I admit that the above paragraph is speculation and could be wrong. However, I don’t think that matters. Even if I am wrong, and the politicians accidentally initiate a period of deflation, they will just repeat the playbook they used in 2009. To the extent that doesn’t work, they will add some new plays to the playbook until something does.
So there could be a bout of deflation but it’s been shown that a sufficiently aggressive Fed can turn that around. 2008-9 was a perfect storm for deflation: bursting of the biggest private sector debt bubble ever, a horrific synchronized global downturn, a market liquidity crisis, a commodity crash, and a flight into the dollar. And yet the CPI declined, mildly, for 6 months. I doubt very much that the same magnitude of deflationary pressures will ever hit all at once again — but even if they do, the Fed and the govt can just step up the intervention even more aggressively.

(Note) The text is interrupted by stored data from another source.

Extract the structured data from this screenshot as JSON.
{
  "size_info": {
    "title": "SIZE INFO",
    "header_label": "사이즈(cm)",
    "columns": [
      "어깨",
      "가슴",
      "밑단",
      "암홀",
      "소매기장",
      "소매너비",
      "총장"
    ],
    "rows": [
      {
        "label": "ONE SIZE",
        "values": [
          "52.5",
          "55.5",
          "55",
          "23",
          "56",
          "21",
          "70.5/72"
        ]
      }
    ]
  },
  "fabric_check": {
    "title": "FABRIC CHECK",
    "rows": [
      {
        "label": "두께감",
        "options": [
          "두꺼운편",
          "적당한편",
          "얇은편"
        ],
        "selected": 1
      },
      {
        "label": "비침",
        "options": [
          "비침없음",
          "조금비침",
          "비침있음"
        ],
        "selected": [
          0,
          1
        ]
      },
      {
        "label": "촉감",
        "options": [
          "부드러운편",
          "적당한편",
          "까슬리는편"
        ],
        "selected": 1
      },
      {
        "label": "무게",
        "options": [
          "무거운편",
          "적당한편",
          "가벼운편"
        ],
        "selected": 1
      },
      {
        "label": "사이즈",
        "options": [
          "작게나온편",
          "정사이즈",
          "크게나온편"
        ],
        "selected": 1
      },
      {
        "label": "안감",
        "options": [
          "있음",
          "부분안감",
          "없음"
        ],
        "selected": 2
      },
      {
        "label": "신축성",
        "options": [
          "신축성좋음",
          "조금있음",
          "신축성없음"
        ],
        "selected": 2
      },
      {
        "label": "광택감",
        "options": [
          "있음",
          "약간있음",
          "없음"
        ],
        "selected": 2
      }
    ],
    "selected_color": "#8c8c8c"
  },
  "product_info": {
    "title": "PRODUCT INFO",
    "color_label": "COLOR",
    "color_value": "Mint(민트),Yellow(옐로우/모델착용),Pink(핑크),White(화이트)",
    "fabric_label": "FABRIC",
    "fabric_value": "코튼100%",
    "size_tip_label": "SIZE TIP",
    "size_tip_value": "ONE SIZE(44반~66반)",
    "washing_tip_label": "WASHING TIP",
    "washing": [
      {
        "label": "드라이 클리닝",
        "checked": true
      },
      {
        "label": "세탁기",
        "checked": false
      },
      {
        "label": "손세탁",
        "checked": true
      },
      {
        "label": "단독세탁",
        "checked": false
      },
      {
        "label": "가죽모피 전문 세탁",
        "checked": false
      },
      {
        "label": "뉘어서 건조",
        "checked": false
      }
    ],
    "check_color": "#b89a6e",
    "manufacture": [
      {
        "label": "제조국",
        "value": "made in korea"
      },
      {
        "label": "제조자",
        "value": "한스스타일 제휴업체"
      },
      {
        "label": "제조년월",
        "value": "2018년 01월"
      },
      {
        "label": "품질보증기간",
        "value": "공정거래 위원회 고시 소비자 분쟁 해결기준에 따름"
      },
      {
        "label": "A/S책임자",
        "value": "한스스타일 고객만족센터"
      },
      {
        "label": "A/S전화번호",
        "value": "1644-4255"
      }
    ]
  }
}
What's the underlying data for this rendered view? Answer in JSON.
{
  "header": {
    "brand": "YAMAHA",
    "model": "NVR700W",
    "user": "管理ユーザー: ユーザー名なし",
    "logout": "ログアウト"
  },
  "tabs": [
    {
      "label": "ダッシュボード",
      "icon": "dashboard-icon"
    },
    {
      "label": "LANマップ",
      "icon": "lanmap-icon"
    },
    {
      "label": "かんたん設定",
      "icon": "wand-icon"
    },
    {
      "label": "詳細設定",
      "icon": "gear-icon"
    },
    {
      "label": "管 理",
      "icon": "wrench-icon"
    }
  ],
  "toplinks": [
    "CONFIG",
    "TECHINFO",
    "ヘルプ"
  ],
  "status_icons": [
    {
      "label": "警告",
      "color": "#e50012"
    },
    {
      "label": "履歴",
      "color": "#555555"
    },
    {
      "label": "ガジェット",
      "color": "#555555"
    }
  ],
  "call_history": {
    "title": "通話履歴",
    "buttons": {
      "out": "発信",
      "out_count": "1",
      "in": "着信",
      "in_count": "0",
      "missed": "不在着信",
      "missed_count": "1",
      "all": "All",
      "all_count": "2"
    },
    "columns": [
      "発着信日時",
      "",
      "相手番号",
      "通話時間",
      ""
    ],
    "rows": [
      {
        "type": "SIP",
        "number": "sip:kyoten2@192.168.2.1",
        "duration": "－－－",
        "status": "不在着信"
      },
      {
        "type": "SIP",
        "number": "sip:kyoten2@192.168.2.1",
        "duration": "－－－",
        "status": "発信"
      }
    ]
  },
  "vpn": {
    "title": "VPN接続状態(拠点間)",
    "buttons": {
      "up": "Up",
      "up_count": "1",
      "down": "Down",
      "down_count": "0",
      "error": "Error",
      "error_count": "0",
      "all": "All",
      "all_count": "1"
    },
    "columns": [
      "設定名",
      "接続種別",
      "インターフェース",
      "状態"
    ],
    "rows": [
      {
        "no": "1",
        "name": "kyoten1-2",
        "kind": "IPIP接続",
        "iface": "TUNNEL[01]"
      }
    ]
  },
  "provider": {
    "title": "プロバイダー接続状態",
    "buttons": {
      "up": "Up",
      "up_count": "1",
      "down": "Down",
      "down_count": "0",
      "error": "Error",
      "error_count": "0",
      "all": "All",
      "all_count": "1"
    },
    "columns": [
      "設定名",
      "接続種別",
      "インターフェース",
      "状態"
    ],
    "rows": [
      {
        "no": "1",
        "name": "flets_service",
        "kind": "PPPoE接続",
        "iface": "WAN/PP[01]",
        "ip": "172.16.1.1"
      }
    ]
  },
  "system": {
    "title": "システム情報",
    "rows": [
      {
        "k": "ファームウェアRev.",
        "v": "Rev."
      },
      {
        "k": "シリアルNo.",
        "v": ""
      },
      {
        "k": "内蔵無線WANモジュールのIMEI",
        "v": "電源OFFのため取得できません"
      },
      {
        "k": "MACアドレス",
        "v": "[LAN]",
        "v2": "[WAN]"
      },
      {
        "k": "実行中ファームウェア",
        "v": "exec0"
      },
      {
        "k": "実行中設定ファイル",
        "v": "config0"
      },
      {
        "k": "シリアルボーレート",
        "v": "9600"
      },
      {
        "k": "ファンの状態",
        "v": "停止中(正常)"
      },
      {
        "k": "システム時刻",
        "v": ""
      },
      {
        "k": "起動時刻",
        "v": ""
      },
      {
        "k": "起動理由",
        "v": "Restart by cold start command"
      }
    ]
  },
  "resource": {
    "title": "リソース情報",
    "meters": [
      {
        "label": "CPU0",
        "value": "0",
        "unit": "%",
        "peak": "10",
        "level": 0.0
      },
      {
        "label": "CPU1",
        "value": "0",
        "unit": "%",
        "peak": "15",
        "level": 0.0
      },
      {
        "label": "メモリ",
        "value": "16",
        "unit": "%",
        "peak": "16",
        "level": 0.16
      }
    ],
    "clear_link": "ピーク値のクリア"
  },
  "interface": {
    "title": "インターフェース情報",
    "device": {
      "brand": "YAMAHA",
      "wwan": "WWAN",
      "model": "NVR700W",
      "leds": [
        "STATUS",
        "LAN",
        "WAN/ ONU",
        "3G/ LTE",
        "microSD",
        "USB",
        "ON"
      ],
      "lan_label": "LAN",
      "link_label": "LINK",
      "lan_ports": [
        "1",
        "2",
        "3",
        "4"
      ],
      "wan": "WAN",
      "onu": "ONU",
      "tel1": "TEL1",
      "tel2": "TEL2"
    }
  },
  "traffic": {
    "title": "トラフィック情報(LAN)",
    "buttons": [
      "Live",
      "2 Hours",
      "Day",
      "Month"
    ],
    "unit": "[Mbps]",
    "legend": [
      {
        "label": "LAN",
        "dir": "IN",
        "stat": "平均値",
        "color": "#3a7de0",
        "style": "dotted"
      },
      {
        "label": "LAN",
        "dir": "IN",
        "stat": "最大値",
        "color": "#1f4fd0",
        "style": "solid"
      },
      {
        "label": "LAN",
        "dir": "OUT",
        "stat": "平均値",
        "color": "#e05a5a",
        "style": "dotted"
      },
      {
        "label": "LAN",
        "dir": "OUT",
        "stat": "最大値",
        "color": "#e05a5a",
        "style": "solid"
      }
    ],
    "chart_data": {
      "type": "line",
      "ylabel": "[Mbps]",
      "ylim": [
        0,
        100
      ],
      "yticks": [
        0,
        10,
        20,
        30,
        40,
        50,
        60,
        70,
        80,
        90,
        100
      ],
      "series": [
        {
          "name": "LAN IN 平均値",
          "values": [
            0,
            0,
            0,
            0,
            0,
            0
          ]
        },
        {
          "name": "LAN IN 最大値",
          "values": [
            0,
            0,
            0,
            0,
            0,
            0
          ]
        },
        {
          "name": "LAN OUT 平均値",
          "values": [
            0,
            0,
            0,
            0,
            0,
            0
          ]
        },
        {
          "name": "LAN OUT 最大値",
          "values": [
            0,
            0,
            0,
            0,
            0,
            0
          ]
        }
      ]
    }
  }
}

If you haven’t read it, the article to the upper right called “Fundamental Investors Should Fear Inflation, Not Deflation” discusses this in quite a bit more depth. But that’s the idea. Short term, things can go anywhere. If something does come of the anti-deficit posturing, that could potentially cause another dip into disinflation/deflation for a bit. But long term the trend will be toward inflation, at least until we are forced by our foreign creditors to clean up our act (but that will mean the inflation already happened).